David Bailey
Member
There always has been - the trick is to claim it is all about global warming. I mean the story I read about the fires in California, is that the fires are raging now because the brushwood (dead trees and branches) isn't being cleared. This makes these fires far more likely to happen.Global warming/global cooling.. all these projections, and humans are still unable to predict next weeks weather with more than 50% accuracy.
There is already environmental damage. People can die from excess heat or extreme cold (altho it easier to warm up a body than cool it down)
Something similar happened here. People stopped clearing out the drains and other water courses, so when it rains, we get flooding, which is blamed on CC!
Arguing about what will most likely kill us is both denial and alarmist. Let's hope one of us is wrong.
From my perspective, the best things to do for the environment are the obvious things:
We should try to persuade people in some way or other to reduce the population increase.
We don't want plastic in the oceans, so we should reduce its use if possible, but also burn waste plastic for energy because mixed, used plastic is practically useless.
We should definitely and completely stop the destruction of the rain forests.
We should try to reduce food waste as far as possible.

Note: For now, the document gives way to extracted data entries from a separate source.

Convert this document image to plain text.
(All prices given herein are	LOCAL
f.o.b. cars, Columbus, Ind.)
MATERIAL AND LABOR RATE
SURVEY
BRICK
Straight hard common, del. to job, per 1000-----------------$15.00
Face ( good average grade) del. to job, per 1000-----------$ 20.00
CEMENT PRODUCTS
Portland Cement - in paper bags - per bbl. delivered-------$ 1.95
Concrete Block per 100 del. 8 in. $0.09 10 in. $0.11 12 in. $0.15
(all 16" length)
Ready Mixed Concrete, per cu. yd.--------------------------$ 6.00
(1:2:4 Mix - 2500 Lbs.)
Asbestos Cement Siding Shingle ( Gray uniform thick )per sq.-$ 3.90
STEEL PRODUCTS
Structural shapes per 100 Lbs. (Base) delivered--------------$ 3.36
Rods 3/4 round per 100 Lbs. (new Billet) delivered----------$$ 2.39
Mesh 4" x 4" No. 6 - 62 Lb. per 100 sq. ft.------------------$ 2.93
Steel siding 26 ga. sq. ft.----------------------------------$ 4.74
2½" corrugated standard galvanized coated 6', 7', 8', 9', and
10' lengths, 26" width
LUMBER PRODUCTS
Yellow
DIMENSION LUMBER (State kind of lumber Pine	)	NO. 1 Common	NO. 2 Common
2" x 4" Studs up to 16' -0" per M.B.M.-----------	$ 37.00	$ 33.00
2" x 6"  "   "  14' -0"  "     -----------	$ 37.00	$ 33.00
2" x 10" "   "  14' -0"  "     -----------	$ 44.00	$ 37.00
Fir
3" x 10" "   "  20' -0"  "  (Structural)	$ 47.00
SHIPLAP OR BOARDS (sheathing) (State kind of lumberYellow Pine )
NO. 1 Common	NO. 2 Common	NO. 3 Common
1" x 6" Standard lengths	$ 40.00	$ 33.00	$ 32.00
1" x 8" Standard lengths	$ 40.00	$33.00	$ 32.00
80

I am sure you can think of lots more ideas, and none of them rely on speculative science to justify them.
Those things are expensive, and we are only paying lip-service to them if we go on with the ludicrously expansive decarbonising policy.
One plausible reason why politicians like CAGW, is that it requires lots of new taxes, lots of lucrative contracts with firms that will actually set up the necessary infrastructure, and if it doesn't work well, they can just say they are doing their best to escape big, bad coal/oil/gas!